Майор закричал во всю богатырскую глотку, забыв в своем увлечении, где находится. Двое слуг испуганно вбежали в кабинет. Воронихин только махнул им с улыбкой рукой, и, поняв, что господа забавляются, представляя войну, они чинно удалились. Майор, ничего не видя, продолжал свой рассказ:
– Со всех сторон к вечеру прорвались в Измаил колонны наши и зажали турецкий гарнизон. Комендант-паша убит, из конюшен вырвались бесноватые тысячи жеребцов, буря, адский огонь, безошибочный суворовский бой. Измаил наш. Свершилось дело, по аттестации самой императрицы, «едва ли в истории где находящееся». Кем совершено? Суворовым.
– Однако Екатерина даже фельдмаршала ему за него не дала… – начал было Воронихин.
Но майор, вытирая вспотевший лоб белым платком, взмахнул им, как флагом, прокричал:
– Интриги… зависть. Такова участь величайших благодетелей человечества – одарять его бескорыстнейше. А в смысле мелком, житейском, причина такова – большие обиды светлейший князь от Суворова терпел. В языке наш несдержан. Не однажды высмеивал Потемкина за леность, пиры и роскошество. Особливо утомил тот его вялостью, как расселся перед Очаковом и ни с места. Суворов и пустил известное всем словцо: «Одним поглядением крепостей не берут». Донесли. Еще и стишок он пустил: «Я на камушке сижу, на Очаков я гляжу» – донесли. А после Измаила, своего неслыханного геройства, Суворов окончательно Потемкина оборвал. Тот ему сверху вниз, как со всеми привык говорить: «Чем могу я вас наградить?» А наш-то в ответ с изумлением: «Вы меня? Да ничем. От одного господа бога себе жду награды…» Дождался. Вместо фельдмаршальского жезла и почета его в Финляндию почти на штатскую службу государыня упекла. Однако все же Суворову было легче в Екатеринино царствование, чем сейчас. Царица его хоть не любила, да ценила, а Потемкин кое в чем одного с ним мнения насчет солдата был, что для Суворова важнее персонального к нему фавора. Потемкин облегчение солдату в амуниция сделал – «солдатский туалет таков, что встал да готов». А ныне-то: шагистика, фрунт, коса, шпицрутен, Сибирь… За непризнание таковой науки и посажен в Кончанское. Ну и отрубил он, как на камне вырезал, свой приговор подобным свыше распоряжением: «Строгость от прихоти есть тиранство».
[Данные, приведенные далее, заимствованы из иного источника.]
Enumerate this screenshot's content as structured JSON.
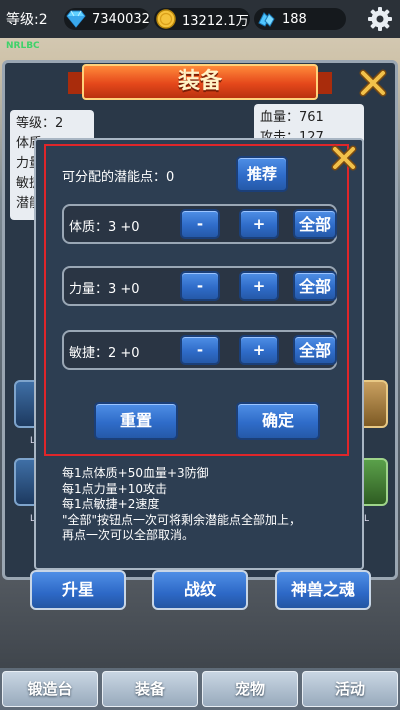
{
  "topbar": {
    "level": "等级:2",
    "diamonds": "7340032",
    "gold": "13212.1万",
    "crystals": "188",
    "tag": "NRLBC"
  },
  "equipment_panel": {
    "title": "装备",
    "stats_left": [
      "等级：2",
      "体质",
      "力量",
      "敏捷",
      "潜能"
    ],
    "stats_right": [
      "血量：761",
      "攻击：127"
    ],
    "slot_labels": [
      "L",
      "L",
      "L"
    ],
    "tabs": [
      "升星",
      "战纹",
      "神兽之魂"
    ]
  },
  "modal": {
    "points_label": "可分配的潜能点：0",
    "recommend_label": "推荐",
    "rows": [
      {
        "label": "体质：3 +0",
        "minus": "-",
        "plus": "+",
        "all": "全部"
      },
      {
        "label": "力量：3 +0",
        "minus": "-",
        "plus": "+",
        "all": "全部"
      },
      {
        "label": "敏捷：2 +0",
        "minus": "-",
        "plus": "+",
        "all": "全部"
      }
    ],
    "reset_label": "重置",
    "confirm_label": "确定",
    "description": [
      "每1点体质+50血量+3防御",
      "每1点力量+10攻击",
      "每1点敏捷+2速度",
      "\"全部\"按钮点一次可将剩余潜能点全部加上，",
      "再点一次可以全部取消。"
    ]
  },
  "bottom_nav": [
    "锻造台",
    "装备",
    "宠物",
    "活动"
  ],
  "colors": {
    "accent_blue": "#2f6cc9",
    "banner_orange": "#e5481b",
    "highlight_red": "#e0262a",
    "close_gold": "#f2c14a"
  },
  "icons": [
    "diamond-icon",
    "gold-coin-icon",
    "crystal-icon",
    "settings-gear-icon",
    "close-x-icon"
  ]
}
– Что старое поминать, дорогой Иван Петрович, – примирительно сказал Воронихин, – сами говорили, сейчас Суворов опять вознесен будет. Опять понадобится России.
– И как бы мог не понадобиться, ежели он первейший полководец и первейший по качеству человек? – с гордостью и чувством закончил Дронин и, вдруг глянув на стенные часы, смешался. – Ах, батюшки, у меня ж свидание важное по поручению фельдмаршала. А я столь задержался…
– Из-за него же и задержались, – улыбнулся Воронихин. – Это простительно; будь я помоложе, после вашей блистательной ему аттестации непременно просился б к нему волонтером.
– На своем месте и вы, Андрей Никифорович, первейший хозяин, что ни построите – на мраморной доске надлежит написать золотыми буквами, потомкам на память.
Крепкий, подвижной как ртуть, Дронин попрощался с Митей и Воронихиным рукопожатием сильной руки, словно передавая свое здоровье и свежесть чувств. Он позвал их обоих зайти к нему как-нибудь на днях посмотреть какой-то необычайной масти жеребца, интересного для живописной картины, и ушел быстрым военным шагом.
– Понравился тебе, Митя, мой земляк?
– Очень понравился, – улыбнулся Митя, – хандру он снимает. Повеселело, словно с ним вместе лесной воздух ворвался.
– А ты обратил внимание, Митя, на главную часть его рассказа, что таковым он совсем раньше не был, напротив того, аттестовал он себя погибавшим от разбития личной судьбы. Ведь это не кто иной, как Суворов его воскресил…
– Не пойму, куда вы клоните, Андрей Никифорович, – насторожился Митя, – ведь не в волонтеры же мне проситься к Суворову?
– Почему бы и нет, – сказал Воронихин своим приятным, слегка наставительным голосом, – если пребывание в его войсках превращает недоросля, разбитого жизнью, в отлично свинченного, нужного человека, каким оказался Иван Петрович Дронин. Еще сходим к нему, присмотрись. А то порекомендую тебя как подходящего художника, им в походах весьма будешь кстати. А случится опасное дело – от него не откажешься, – ты ведь, знаю, не трус. За время же твоего отсутствия, надеюсь, Маше добудем свободу, ко всеобщей радости. Ты можешь вернуться прославленным, с новым совсем положением. Чем судьба не шутит? – Воронихин взял Митю за руку. Подумай-ка.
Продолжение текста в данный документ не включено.